A key question in the present study was about the changes on the lesion surface associated with malignant transformation. Our results showed that the lesion surface change related to OED, a powerful predictor of malignant change, was an increase in the size of white or red lesions. Because there may be an increase or decrease in lesion size during long-term follow-up, the change in the lesion size alone cannot be considered as a decisive factor. When the OED was transformed to malignancy, the changes in the lesion surface were verrucous in all four cases. In one of these cases, the term papillary rather than verrucous was more appropriate for describing the change on the lesion surface. Three cases of hyperkeratosis-to-malignant transformation showed papillary, ulcerative, and exophytic lesion surface changes in association with malignant transformation. In a case of hyperplastic candidiasis, the corrugated lesion surface change was associated with malignant transformation. Thus, the results of the present study suggest that attention should be paid to verrucous, papillary, corrugated, exophytic, and ulcerative changes during follow-up of OPMD lesions.

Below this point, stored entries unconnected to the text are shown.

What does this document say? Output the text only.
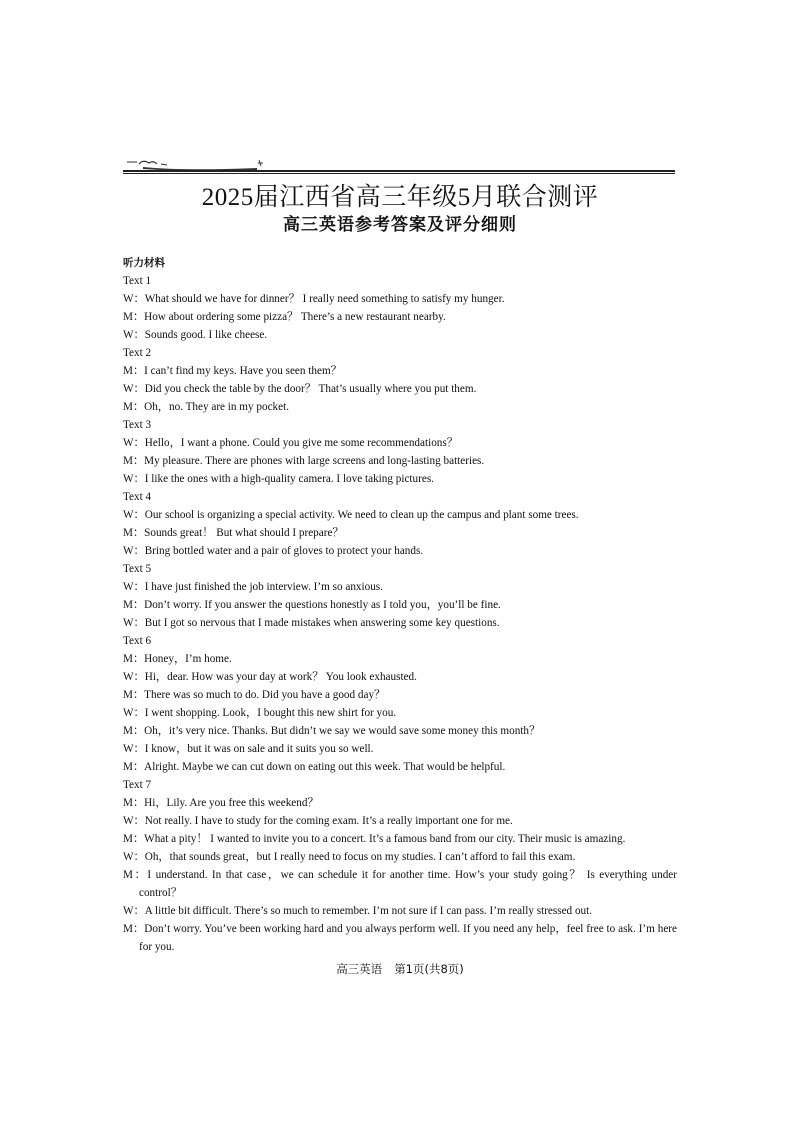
2025届江西省高三年级5月联合测评
高三英语参考答案及评分细则
听力材料
Text 1
W：What should we have for dinner？ I really need something to satisfy my hunger.
M：How about ordering some pizza？ There’s a new restaurant nearby.
W：Sounds good. I like cheese.
Text 2
M：I can’t find my keys. Have you seen them？
W：Did you check the table by the door？ That’s usually where you put them.
M：Oh，no. They are in my pocket.
Text 3
W：Hello，I want a phone. Could you give me some recommendations？
M：My pleasure. There are phones with large screens and long-lasting batteries.
W：I like the ones with a high-quality camera. I love taking pictures.
Text 4
W：Our school is organizing a special activity. We need to clean up the campus and plant some trees.
M：Sounds great！ But what should I prepare？
W：Bring bottled water and a pair of gloves to protect your hands.
Text 5
W：I have just finished the job interview. I’m so anxious.
M：Don’t worry. If you answer the questions honestly as I told you，you’ll be fine.
W：But I got so nervous that I made mistakes when answering some key questions.
Text 6
M：Honey，I’m home.
W：Hi，dear. How was your day at work？ You look exhausted.
M：There was so much to do. Did you have a good day？
W：I went shopping. Look，I bought this new shirt for you.
M：Oh，it’s very nice. Thanks. But didn’t we say we would save some money this month？
W：I know，but it was on sale and it suits you so well.
M：Alright. Maybe we can cut down on eating out this week. That would be helpful.
Text 7
M：Hi，Lily. Are you free this weekend？
W：Not really. I have to study for the coming exam. It’s a really important one for me.
M：What a pity！ I wanted to invite you to a concert. It’s a famous band from our city. Their music is amazing.
W：Oh，that sounds great，but I really need to focus on my studies. I can’t afford to fail this exam.
M：I understand. In that case，we can schedule it for another time. How’s your study going？ Is everything under control？
W：A little bit difficult. There’s so much to remember. I’m not sure if I can pass. I’m really stressed out.
M：Don’t worry. You’ve been working hard and you always perform well. If you need any help，feel free to ask. I’m here for you.
高三英语 第1页(共8页)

Although the number of cases was small in the present study, the results of the study indicated that the periods from the initial lesion to OED, from OED to malignancy, and from the initial lesion to malignancy were too variable, consistent with the results of previous studies. The estimated mean (± SD) of evolution time of OLK until malignant transformation reported by combining the results of ten studies was 3.2 ± 0.9 years, with a range between 1.8 and 5.1 years [6]. That of OLP and OLL was 8 to 168 months [10]. Considering the results of the present study, which suggest that it may take more than 15 years from the time the patient recognises the lesion to the transformation to malignancy, a longer follow-up period is necessary for OPMD.

Conclusions

The verrucous, papillary, corrugated, exophytic, and ulcerative changes in the lesion surface were showed at the time when OPMD transformed to malignancy. Therefore, attention should be paid to these changes in the lesion surface during the follow-up period of patients with OPMD. Because the highly variable duration of the period for OPMD to become malignancy, a longer period of follow-up of the lesion is required.